How many of you are planning to ride this? Since I'm a newbie roadie, I'm only going on the 25 mile ride.

Bill


----------



## clgtide1 (Jul 24, 2002)

Probably will do it again this year. Course is fun. Hopefully the oppressive heat will be out of here by then.


----------



## deadlegs (Jan 28, 2004)

*Let's bring this one back up. . . Who's riding?*

Just wondering who will be riding so I figured I would bring this thread back up to the top. 

And if any of you are thinking about riding, but not sure if it's worth the trip. . . This is a great ride! The Sequatchie Valley is scenic and the riding in the area is varied, from easy to very challenging. 

The 25 mile option has some small hills, but nothing too tough. The 62 mile ride has a few more rollers and is a nice ride. The 100 mile ride has a stout little climb at about 50 miles in plus some good rollers. They don't mention it but the 100 mile course has around 4500 ft total elevation gain. 

So, who's in?

Oh, here's the profile for the 100:


----------



## B-Fun (Nov 15, 2005)

Didn't even know that this ride was going on. Looks like it would be a good time. I'm definitely going to have to give it some thought. Thanks for posting about it.


----------



## BCR#1 (Jul 29, 2007)

Well, I rode the metric instead of the 25 and now I'm beat. This was my first one and I'll do it again next year. My riding time was 4:05.20 and my average speed was 14.9

Not too shabby for an old man who only started riding road bikes on August 24th of this year.

Bill


----------



## deadlegs (Jan 28, 2004)

Hey Bill, way to go on the ride! Each year there are a large number of folks surprised by how nice this ride is. The 25 and metric, while not too tough, are challenging, with enough rollers during the first half to worry folks that have not ridden much. 
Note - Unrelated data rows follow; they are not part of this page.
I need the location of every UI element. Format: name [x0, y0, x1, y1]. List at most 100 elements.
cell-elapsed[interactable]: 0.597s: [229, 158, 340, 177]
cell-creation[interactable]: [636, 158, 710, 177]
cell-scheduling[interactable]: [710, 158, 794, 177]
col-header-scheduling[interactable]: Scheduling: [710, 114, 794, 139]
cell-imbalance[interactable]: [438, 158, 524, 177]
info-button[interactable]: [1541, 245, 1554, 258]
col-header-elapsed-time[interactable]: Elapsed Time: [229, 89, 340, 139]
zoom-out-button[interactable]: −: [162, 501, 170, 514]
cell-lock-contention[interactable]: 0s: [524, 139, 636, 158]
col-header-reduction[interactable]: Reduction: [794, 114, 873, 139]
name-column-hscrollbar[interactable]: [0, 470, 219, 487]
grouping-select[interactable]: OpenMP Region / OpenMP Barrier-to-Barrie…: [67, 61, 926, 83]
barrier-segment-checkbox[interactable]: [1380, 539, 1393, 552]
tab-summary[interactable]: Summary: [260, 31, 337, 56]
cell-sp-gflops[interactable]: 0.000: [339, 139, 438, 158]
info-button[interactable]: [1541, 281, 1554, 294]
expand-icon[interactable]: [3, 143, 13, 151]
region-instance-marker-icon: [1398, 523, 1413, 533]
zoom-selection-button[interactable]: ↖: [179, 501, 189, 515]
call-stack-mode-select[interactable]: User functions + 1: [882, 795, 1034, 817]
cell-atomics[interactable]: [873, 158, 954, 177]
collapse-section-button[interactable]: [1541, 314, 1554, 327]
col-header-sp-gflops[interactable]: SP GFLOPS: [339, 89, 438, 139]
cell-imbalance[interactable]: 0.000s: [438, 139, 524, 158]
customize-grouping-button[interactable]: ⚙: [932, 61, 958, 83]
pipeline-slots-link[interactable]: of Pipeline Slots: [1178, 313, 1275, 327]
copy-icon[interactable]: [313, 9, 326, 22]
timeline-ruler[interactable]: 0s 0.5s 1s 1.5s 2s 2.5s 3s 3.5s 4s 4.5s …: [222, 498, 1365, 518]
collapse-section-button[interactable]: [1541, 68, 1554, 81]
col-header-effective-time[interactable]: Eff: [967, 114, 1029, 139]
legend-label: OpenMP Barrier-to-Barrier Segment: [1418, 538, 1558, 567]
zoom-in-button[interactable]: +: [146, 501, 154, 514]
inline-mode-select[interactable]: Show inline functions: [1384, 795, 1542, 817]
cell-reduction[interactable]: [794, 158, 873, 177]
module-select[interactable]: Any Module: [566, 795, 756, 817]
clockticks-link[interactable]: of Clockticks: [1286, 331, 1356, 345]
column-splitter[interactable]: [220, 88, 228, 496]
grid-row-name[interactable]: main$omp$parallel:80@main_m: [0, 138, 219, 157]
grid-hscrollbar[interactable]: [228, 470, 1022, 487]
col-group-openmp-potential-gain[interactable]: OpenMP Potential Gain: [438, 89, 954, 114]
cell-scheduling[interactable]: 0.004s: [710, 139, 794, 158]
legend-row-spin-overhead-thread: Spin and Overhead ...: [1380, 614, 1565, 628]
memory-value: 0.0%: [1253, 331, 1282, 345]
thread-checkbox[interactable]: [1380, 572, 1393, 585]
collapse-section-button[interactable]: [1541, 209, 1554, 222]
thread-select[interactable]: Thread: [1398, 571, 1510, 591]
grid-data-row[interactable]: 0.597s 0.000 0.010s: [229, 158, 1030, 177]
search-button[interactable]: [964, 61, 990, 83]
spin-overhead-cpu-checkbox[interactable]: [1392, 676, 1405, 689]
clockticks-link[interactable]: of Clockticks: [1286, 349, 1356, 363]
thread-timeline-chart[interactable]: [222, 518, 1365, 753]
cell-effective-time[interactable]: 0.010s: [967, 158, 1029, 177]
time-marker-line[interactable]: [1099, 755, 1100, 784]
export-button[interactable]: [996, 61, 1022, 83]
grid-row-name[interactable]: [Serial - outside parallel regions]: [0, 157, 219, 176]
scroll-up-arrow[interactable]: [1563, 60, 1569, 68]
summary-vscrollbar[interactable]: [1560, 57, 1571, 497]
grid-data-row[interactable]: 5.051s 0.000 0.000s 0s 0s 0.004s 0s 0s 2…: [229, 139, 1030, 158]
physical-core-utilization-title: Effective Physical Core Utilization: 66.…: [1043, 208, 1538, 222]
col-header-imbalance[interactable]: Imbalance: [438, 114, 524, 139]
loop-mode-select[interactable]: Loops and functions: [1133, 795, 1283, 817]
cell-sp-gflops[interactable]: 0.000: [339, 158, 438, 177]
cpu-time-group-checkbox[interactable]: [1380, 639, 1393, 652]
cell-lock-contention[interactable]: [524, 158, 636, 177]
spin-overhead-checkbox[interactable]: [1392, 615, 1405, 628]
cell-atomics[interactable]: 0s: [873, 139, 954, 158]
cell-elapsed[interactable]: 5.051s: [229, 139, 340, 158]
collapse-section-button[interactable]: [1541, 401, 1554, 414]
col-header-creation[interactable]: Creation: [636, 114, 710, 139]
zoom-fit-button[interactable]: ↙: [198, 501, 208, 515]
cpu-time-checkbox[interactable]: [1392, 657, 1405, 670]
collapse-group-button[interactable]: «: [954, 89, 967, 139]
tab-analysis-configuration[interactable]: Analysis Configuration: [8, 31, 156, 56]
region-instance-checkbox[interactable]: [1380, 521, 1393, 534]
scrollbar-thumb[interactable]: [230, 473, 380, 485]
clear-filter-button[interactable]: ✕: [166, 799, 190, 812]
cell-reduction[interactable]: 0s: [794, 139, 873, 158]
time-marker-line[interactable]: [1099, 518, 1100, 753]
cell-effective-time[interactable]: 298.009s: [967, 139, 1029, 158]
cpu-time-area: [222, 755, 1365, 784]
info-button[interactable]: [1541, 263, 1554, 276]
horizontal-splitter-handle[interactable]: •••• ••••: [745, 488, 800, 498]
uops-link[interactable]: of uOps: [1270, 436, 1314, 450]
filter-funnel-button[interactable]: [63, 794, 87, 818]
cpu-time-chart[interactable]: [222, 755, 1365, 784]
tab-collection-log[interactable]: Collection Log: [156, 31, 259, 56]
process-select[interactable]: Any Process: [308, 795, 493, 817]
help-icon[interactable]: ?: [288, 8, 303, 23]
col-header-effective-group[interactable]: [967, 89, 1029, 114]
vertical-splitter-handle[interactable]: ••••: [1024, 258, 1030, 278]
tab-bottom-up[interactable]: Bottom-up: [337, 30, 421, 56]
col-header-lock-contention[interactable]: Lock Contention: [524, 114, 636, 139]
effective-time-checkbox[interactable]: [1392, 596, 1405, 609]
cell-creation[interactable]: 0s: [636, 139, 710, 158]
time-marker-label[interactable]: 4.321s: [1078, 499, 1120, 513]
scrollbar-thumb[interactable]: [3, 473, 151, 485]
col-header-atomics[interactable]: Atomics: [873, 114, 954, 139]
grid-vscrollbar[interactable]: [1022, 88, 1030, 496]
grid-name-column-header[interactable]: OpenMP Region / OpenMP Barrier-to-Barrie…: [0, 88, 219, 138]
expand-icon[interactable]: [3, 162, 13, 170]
Just curious. . . did you used to own a few farms in Dunlap? I was talking to a guy before the ride and he had also only recently started riding and was undecided as to do the 25 or the 62.


----------



## BCR#1 (Jul 29, 2007)

Thanks deadlegs. Both my feet were dead numb with around 5 miles to go but I stuck it out.
I never have owned any farms, lived in Chattown all my life.

Bill


----------